Consolidation Chart Setup
However, this setup cannot go on forever & just like in a tug of war one side eventually wins, looking at the chart below see how the consolidation pattern eventually had a break-out and moved in one direction. Now how do we as stocks traders make sure that we are on the winning side?
Break-out Downward Sell Signal after a Consolidation Chart Setup
Break-out Upward Buy Stocks Signal after a Consolidation Chart Setup
Now back to our question, how do we make sure we are on the side that is winning?
Well we wait until price goes past one of the lines & put buy or sell orders in that specific direction. After consolidation, If stocks price breaks-out the upper line we buy, if it breaks-out the lower line we sell.
Alternatively if you don't want to wait out the consolidation setup, you can set pending stocks orders. If you-wouldyou'd like to learn more about pending stocks orders navigate to the topic: Stop Entry Stocks Order Types
The 2 types of stop order types used to trade consolidation patterns are:
- Buy Entry Stop An order to open buy at a level above stocks price.
- Sell Entry Stop An order to sell at a level below stocks price.
These are stocks orders to open buy above the market or to open sell below the market.
Rectangle Chart Setup
A rectangle consolidation setup is a range with a narrow stocks price action which forms a consolidation phase in market. The price range is defined by 2 parallel trendlines which are horizontal & indicate the presence of support and resistance. This stocks pattern is plotted on a chart using a rectangle, hence the name rectangle trading pattern.
For this consolidation setup, price forms multiple highs & lows that can be then joined with horizontal trendlines that are parallel to each other.
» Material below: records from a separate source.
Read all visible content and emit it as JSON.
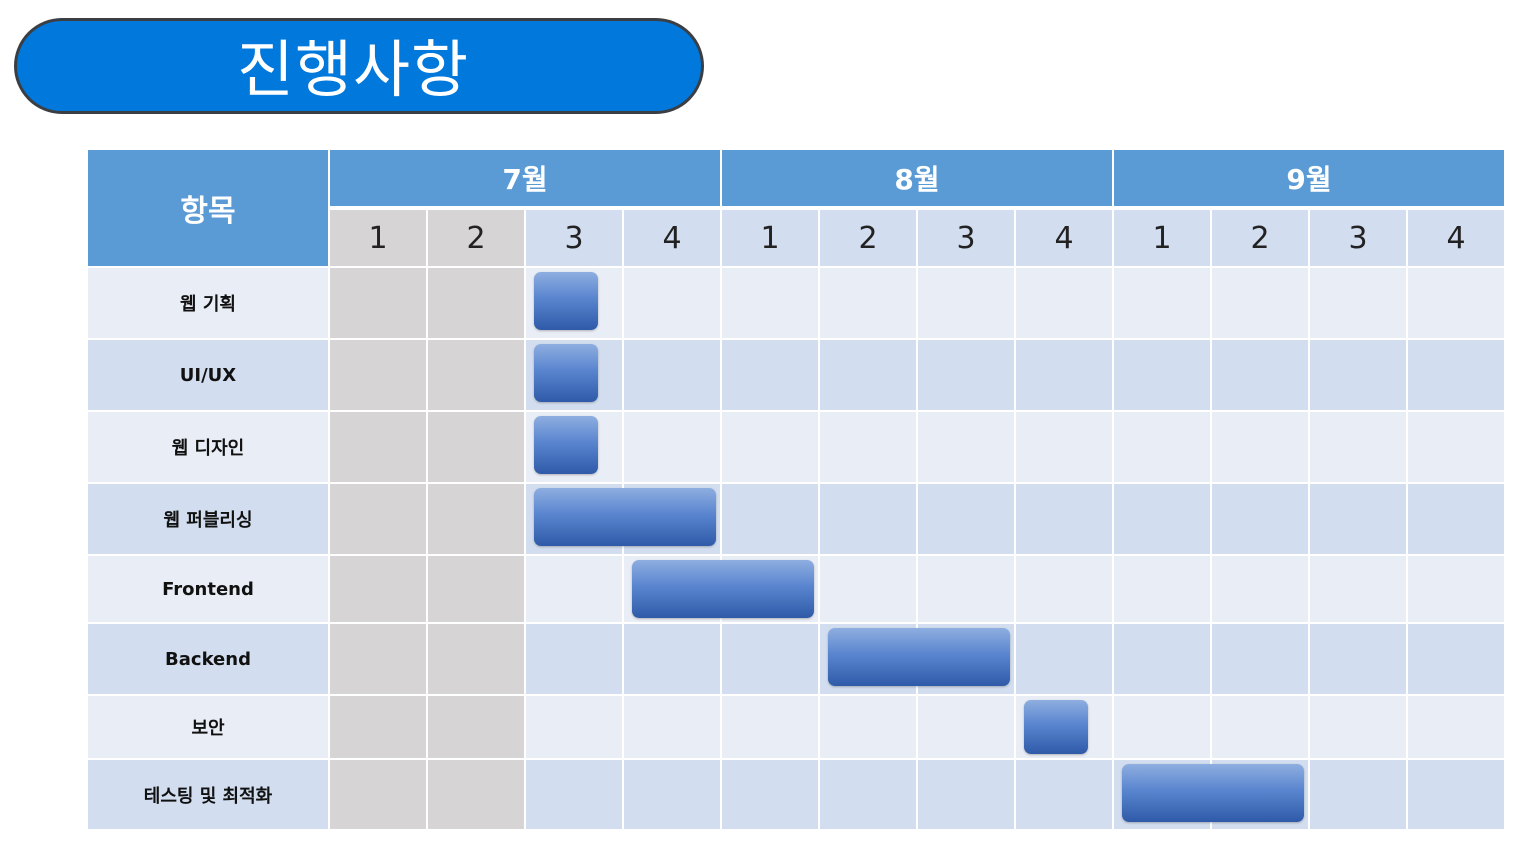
{
  "title": "진행사항",
  "chart_data": {
    "type": "gantt",
    "item_header": "항목",
    "months": [
      "7월",
      "8월",
      "9월"
    ],
    "weeks": [
      "1",
      "2",
      "3",
      "4"
    ],
    "tasks": [
      {
        "label": "웹 기획",
        "start_week": 3,
        "end_week": 3.8
      },
      {
        "label": "UI/UX",
        "start_week": 3,
        "end_week": 3.8
      },
      {
        "label": "웹 디자인",
        "start_week": 3,
        "end_week": 3.8
      },
      {
        "label": "웹 퍼블리싱",
        "start_week": 3,
        "end_week": 5
      },
      {
        "label": "Frontend",
        "start_week": 4,
        "end_week": 6
      },
      {
        "label": "Backend",
        "start_week": 6,
        "end_week": 8
      },
      {
        "label": "보안",
        "start_week": 8,
        "end_week": 8.8
      },
      {
        "label": "테스팅 및 최적화",
        "start_week": 9,
        "end_week": 11
      }
    ],
    "shaded_weeks": [
      1,
      2
    ],
    "colors": {
      "header": "#5b9bd5",
      "row_light": "#e9edf5",
      "row_dark": "#d2deef",
      "shaded": "#d6d4d5",
      "bar": "#4472c4",
      "title": "#0078dc"
    }
  }
}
This stocks pattern forms over an extended period of time, giving the setup its rectangle shape.
A break-out of stocks price action from this consolidation setup occurs when either of the horizontal line is penetrated & the range of this rectangle is broken. An upside break-out is a buy signal. A downward break-out is a sell signal.
Rectangle Pattern Stocks - Consolidation Pattern
Stocks Price Breaks the consolidation range after sometime & continues to move upwards after an upward market breakout.